Beberapa partai yakni Masyumi, NU, PSII, Katholik dan Partai Rakyat Indonesia Menolak Konsepsi Presiden tersebut. Mereka berpendapat bahwa hak mengubah tatanegara secara radikal ada pada Konstituante. Lagi pula secara prinsipil mereka berkeberatan mengikutsertakan PKI dalam pemerintahan, karena tujuan komunis di seluruh dunia adalah menggulingkan pemerintah yang tidak mereka kuasai.
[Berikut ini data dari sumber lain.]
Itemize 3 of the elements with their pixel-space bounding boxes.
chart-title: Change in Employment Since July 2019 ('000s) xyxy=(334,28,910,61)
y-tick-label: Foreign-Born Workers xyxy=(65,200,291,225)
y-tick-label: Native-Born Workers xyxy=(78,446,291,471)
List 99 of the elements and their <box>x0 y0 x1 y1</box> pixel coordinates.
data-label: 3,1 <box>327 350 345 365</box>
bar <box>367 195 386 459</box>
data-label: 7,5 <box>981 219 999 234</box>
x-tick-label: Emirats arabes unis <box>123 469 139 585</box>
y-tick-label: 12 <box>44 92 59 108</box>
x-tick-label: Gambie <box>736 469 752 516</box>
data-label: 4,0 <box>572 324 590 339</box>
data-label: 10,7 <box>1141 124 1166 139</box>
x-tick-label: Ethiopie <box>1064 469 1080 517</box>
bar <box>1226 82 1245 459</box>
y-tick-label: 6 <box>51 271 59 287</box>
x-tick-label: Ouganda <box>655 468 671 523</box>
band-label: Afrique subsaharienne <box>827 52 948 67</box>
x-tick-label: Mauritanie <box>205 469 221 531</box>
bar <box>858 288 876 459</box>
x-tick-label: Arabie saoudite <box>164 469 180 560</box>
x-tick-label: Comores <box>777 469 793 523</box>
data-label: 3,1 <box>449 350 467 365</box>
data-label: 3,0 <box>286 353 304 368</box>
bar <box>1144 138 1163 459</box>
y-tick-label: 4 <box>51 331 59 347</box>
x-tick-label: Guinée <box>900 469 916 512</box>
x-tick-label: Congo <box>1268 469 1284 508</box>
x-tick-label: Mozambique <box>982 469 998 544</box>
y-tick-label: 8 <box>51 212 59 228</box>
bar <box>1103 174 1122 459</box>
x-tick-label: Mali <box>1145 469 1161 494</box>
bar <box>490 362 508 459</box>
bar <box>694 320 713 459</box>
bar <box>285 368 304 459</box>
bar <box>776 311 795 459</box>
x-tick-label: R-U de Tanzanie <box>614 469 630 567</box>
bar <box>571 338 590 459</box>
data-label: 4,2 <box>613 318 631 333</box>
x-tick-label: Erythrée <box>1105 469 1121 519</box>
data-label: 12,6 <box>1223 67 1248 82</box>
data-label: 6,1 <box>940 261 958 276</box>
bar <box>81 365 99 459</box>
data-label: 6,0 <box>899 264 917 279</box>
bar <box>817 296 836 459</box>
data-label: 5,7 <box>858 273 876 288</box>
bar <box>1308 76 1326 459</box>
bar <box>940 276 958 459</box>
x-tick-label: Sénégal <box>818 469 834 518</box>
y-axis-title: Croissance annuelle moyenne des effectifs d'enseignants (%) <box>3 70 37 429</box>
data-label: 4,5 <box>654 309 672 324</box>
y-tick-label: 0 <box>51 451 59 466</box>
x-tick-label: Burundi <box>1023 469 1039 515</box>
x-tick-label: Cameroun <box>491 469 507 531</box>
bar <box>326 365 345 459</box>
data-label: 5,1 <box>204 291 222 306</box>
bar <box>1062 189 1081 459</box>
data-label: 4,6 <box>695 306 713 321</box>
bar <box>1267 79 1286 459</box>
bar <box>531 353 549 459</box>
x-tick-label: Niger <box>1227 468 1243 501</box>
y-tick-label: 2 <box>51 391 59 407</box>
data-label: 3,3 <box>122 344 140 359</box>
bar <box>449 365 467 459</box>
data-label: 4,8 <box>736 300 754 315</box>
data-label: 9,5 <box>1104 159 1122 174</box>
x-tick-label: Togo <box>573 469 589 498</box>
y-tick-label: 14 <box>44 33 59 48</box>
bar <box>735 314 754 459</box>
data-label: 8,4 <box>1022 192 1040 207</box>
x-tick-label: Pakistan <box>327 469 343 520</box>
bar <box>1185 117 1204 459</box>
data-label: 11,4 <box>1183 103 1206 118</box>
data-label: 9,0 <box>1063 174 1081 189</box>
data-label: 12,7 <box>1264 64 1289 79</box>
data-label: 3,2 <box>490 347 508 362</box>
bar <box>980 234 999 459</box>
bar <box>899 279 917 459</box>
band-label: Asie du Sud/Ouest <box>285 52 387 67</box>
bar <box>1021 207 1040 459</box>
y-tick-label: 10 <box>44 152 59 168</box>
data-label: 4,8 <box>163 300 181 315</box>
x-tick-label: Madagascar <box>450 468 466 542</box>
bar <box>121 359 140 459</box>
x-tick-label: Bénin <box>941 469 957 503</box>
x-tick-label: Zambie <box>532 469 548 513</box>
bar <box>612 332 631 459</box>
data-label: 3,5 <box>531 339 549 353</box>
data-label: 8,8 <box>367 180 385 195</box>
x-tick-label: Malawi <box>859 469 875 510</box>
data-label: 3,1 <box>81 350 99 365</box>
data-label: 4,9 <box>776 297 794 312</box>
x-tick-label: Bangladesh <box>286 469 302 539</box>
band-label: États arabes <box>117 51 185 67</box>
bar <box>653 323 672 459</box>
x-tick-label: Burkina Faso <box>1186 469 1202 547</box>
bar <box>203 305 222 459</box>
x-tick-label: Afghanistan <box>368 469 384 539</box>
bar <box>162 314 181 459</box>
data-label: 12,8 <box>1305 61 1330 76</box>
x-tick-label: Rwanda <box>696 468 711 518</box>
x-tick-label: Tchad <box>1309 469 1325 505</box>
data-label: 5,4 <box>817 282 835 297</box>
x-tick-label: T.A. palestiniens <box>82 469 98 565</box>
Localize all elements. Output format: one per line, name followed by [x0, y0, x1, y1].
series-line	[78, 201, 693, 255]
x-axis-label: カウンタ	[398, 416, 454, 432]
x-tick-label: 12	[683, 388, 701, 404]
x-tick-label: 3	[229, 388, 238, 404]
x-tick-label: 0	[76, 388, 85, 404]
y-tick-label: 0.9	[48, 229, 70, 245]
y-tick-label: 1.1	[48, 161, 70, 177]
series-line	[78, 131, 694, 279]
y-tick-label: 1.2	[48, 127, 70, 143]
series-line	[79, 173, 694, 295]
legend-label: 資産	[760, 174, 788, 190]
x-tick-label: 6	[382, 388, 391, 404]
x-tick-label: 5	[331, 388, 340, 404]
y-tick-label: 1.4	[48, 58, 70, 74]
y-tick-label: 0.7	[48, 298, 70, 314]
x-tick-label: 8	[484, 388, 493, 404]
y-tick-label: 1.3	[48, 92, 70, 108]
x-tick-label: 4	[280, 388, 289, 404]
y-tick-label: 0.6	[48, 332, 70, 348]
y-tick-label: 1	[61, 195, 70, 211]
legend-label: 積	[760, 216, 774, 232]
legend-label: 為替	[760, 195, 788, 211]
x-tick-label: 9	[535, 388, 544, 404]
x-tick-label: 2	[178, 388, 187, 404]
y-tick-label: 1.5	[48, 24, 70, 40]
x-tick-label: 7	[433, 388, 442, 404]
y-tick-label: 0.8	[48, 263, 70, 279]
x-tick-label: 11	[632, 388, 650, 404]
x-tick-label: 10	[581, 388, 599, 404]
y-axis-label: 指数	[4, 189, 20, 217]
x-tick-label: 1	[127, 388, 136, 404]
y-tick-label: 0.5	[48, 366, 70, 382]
Dan menurut kenyataannya PKI pun sudah pernah mencoba menggulingkan Pemerintah RI dengan Pemberontakan Madiun.

Masalah Konsepsi Presiden untuk sementara waktu menjadi beku, karena perhatian masyarakat tertuju kepada usaha menumpas Pemberontakan PRRI dan Permesta. Sesudah pemberontakan berhasil dipadamkan, pada tanggal 22 April 1959 dihadapan sidang Konstituante Presiden Soekarno menganjurkan agar kembali  ke Undang-Undang Dasar 1945.

Untuk menentukan sikap terhadap anjuran presiden itu, Konstituante mengadakan pemungutan suara 3 kali, Hasilnya adalah banyak suara setuju daripada yang menolak kembali ke UUD 45. Namun, jumlah suara masih kurang untuk mencapai suatu keputusan, sehingga situasi tetap terkatung-katung.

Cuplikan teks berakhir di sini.